En 2023, près de 1 000 violations des règles de sécurité industrielle ont été enregistrées dans les mines d'ArcelorMittal.
"Nous sommes habitués à mourir ici", a déclaré Andreï Loukine, inspecteur de sécurité du syndicat des mineurs de Korgau.
Debout dans un parc où ArcelorMittal avait érigé un monument "à la gloire éternelle du travail des mineurs", il a déclaré à l'AFP que les mineurs "n'étaient pas favorables au départ d'ArcelorMittal".

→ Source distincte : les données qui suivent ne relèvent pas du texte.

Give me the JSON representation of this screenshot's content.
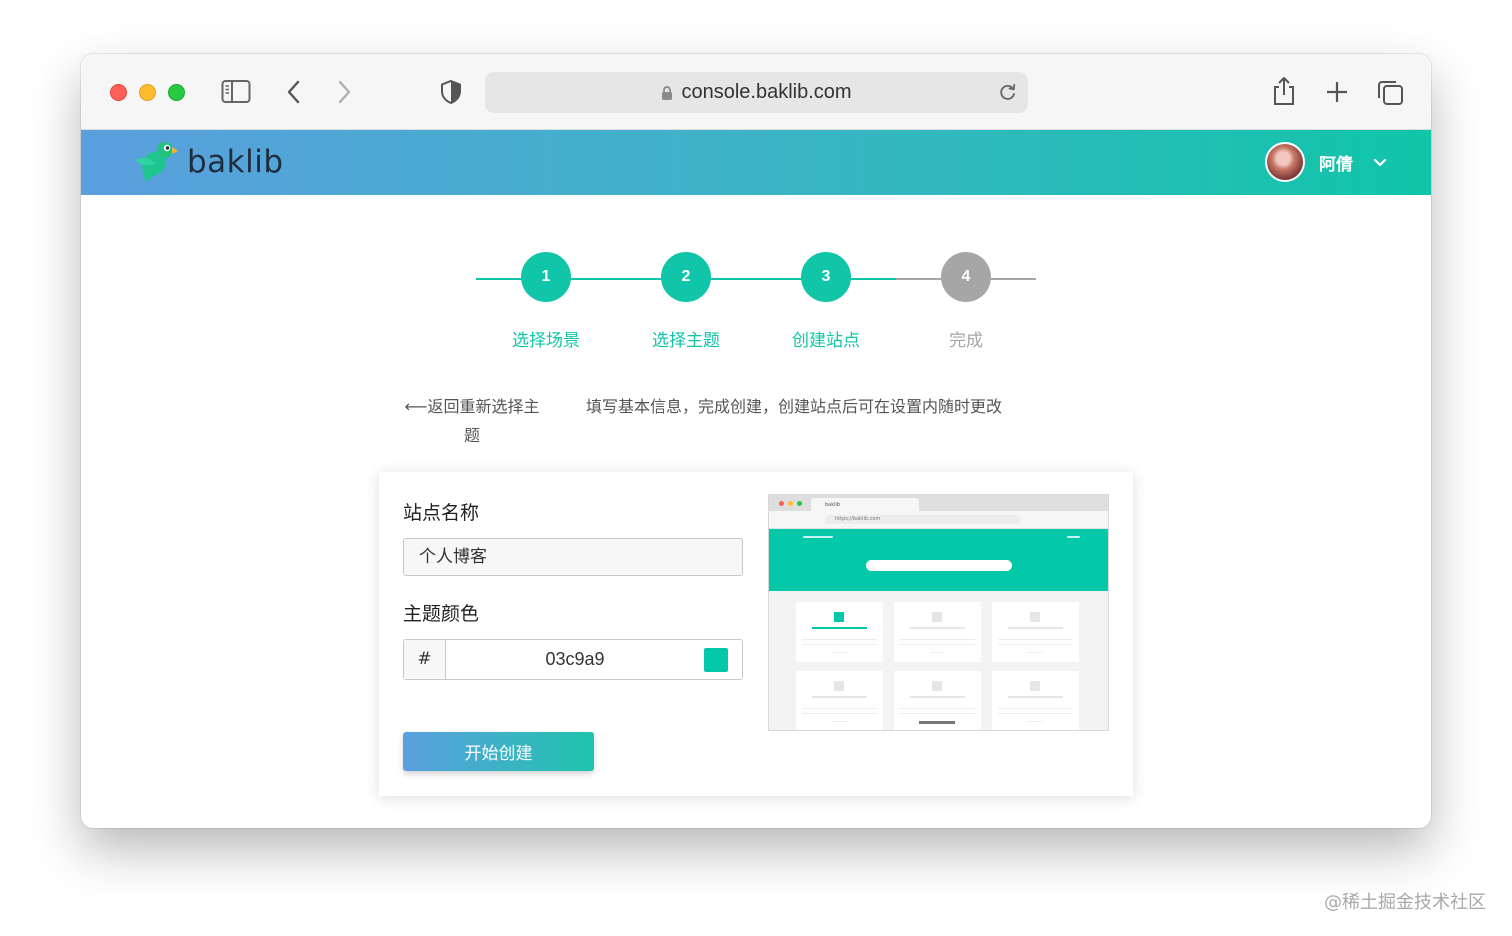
{
  "browser": {
    "url": "console.baklib.com"
  },
  "header": {
    "logo_text": "baklib",
    "user_name": "阿倩",
    "gradient_start": "#5b9fdf",
    "gradient_end": "#10c5a8"
  },
  "steps": {
    "active_color": "#10c5a8",
    "inactive_color": "#a6a6a6",
    "items": [
      {
        "number": "1",
        "label": "选择场景",
        "done": true
      },
      {
        "number": "2",
        "label": "选择主题",
        "done": true
      },
      {
        "number": "3",
        "label": "创建站点",
        "done": true
      },
      {
        "number": "4",
        "label": "完成",
        "done": false
      }
    ]
  },
  "nav": {
    "back_label": "返回重新选择主题",
    "hint": "填写基本信息，完成创建，创建站点后可在设置内随时更改"
  },
  "form": {
    "site_name_label": "站点名称",
    "site_name_value": "个人博客",
    "theme_color_label": "主题颜色",
    "hash_symbol": "#",
    "color_value": "03c9a9",
    "swatch_color": "#03c9a9",
    "submit_label": "开始创建"
  },
  "preview": {
    "tab_title": "baklib",
    "url": "https://baklib.com",
    "accent_color": "#03c9a9"
  },
  "watermark": "@稀土掘金技术社区"
}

Lorsque le Kazakhstan est devenu indépendant, Shakhtinsk a connu le même sort que de nombreuses autres villes industrielles de l'ex-URSS, confrontée à une dépression économique et à un déclin démographique.
L'arrivée du géant sidérurgique en 1995, qui offrait des salaires supérieurs à la moyenne régionale (600 dollars), a sorti la ville du chaos des années 1990, où l'eau, le chauffage et l'électricité manquaient.
"Les mineurs veulent qu'ArcelorMittal investisse dans la sécurité et le recrutement", a déclaré Lukin, déplorant ce qu'il considère comme un "manque de spécialistes, dû à une baisse drastique du niveau d'éducation".
Il a également exigé une réglementation plus stricte : " Si nous ne modifions pas les lois et n'exerçons pas un contrôle gouvernemental plus strict, quel que soit l'investisseur, rien ne changera ".